I waited until the corridor was quiet; I could actually see the light coming through the door, an iridescent strand, EMERGENCY EXIT ONLY was stenciled in red across the door. This is an emergency, I thought to myself, as I pressed on the long lever and pushed. The door wedged open, swinging uncertainly on its broken hinge; the world leapt into view. Then just as suddenly I was grabbed from behind and dragged to a small room that was rumored to exist solely for the corporal punishment of patients and in which I was slapped, shaken, bounced around, and pummeled until I lost consciousness. The supervisor and two orderlies who caught and beat me never reported my attempted escape and I, in turn, never reported them. No one asked me about the cuts, lumps, and bruises that covered my body. It was a month before the pain disappeared and even longer before the limp and the headaches receded. Being beaten like that is so extraordinary, there’s no point in describing it. Those who haven’t been punished like that will never know how it feels, even if a genius describes it, and those who have, know it all too well.

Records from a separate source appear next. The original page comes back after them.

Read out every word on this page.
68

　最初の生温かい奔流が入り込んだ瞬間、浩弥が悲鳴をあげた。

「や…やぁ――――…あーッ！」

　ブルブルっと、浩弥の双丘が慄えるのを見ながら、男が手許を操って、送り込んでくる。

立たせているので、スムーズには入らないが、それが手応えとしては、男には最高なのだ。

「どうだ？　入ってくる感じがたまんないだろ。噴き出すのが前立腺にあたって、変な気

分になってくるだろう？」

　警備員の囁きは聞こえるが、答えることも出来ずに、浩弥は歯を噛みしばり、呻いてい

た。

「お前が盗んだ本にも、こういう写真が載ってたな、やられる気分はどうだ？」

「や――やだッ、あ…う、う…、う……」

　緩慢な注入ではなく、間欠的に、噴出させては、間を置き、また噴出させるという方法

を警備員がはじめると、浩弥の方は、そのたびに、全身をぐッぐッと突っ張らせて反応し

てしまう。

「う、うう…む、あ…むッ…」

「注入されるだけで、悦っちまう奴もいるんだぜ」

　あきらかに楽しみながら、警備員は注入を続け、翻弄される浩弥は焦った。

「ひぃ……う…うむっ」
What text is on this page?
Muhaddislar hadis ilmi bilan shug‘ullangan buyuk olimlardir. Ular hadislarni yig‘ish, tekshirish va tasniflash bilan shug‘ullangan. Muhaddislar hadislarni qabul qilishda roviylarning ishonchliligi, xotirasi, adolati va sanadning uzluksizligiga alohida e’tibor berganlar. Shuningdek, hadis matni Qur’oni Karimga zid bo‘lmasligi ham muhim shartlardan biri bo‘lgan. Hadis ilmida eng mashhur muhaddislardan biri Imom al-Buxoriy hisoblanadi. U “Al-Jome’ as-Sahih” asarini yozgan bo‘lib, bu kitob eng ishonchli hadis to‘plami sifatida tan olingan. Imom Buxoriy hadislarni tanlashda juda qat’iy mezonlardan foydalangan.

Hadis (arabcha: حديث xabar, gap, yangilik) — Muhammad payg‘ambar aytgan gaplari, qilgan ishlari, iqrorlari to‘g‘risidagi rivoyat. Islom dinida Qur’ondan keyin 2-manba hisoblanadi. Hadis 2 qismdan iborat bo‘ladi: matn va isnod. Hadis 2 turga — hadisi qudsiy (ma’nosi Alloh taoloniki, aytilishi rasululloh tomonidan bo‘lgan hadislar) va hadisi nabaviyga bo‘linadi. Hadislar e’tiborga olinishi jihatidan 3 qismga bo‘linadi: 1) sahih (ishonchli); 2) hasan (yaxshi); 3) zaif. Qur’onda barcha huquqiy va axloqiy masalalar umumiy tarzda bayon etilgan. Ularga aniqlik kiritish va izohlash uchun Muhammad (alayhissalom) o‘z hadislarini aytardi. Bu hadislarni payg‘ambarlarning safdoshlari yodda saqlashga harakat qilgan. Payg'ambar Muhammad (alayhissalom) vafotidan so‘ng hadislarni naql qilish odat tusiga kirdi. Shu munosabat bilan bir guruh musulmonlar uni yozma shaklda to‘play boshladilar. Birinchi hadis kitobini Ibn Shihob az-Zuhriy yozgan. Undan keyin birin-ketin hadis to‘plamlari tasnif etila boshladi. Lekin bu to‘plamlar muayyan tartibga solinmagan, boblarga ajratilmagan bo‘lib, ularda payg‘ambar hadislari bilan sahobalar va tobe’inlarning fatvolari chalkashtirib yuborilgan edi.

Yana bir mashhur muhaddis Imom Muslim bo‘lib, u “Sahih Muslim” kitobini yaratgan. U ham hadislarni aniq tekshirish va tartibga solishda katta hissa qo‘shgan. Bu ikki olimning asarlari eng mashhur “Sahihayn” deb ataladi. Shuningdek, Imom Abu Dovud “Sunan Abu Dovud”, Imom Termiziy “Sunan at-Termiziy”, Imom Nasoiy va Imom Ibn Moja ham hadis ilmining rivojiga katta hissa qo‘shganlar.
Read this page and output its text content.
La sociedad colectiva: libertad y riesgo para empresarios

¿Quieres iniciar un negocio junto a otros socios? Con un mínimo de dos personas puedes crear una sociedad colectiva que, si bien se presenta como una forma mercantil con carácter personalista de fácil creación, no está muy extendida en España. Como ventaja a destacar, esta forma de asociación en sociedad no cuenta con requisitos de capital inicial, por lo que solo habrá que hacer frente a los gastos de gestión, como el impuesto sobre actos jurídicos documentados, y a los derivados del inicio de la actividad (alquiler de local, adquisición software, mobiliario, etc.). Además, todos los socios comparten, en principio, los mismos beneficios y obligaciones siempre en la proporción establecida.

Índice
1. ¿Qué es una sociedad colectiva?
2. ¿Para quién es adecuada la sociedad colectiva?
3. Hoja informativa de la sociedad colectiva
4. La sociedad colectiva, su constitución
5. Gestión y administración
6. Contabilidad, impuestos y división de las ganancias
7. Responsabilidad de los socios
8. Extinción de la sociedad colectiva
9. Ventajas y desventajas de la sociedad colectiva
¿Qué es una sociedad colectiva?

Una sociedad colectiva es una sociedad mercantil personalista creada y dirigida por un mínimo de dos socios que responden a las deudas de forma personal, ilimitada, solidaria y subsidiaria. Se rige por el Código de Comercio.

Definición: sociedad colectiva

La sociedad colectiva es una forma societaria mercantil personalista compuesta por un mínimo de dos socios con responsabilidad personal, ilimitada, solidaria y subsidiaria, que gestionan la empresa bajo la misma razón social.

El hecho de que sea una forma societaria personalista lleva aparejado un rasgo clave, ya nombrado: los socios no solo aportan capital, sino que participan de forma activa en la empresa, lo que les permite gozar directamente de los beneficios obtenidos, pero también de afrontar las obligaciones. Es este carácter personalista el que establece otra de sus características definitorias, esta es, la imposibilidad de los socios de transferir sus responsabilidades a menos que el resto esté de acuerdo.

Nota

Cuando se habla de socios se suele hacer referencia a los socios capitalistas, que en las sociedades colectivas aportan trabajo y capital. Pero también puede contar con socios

In October, on a Sunday, Ann came to Fox Run. An orderly found me in the men’s fifth-floor television room watching the Bears play the Oakland Raiders. “Visitor,” he said, tapping me viciously on the shoulder with his index finger. I’d been feeling woozy that week. I asked if it was my parents—surprised, because I remembered our huge fight the week before and my asking them not to come to see me for a while. “No, it’s an aunt.” He showed me the white slip in his hand. Date, time, patient’s name. Visitor’s name: Ann Axelrod. Relation: Aunt.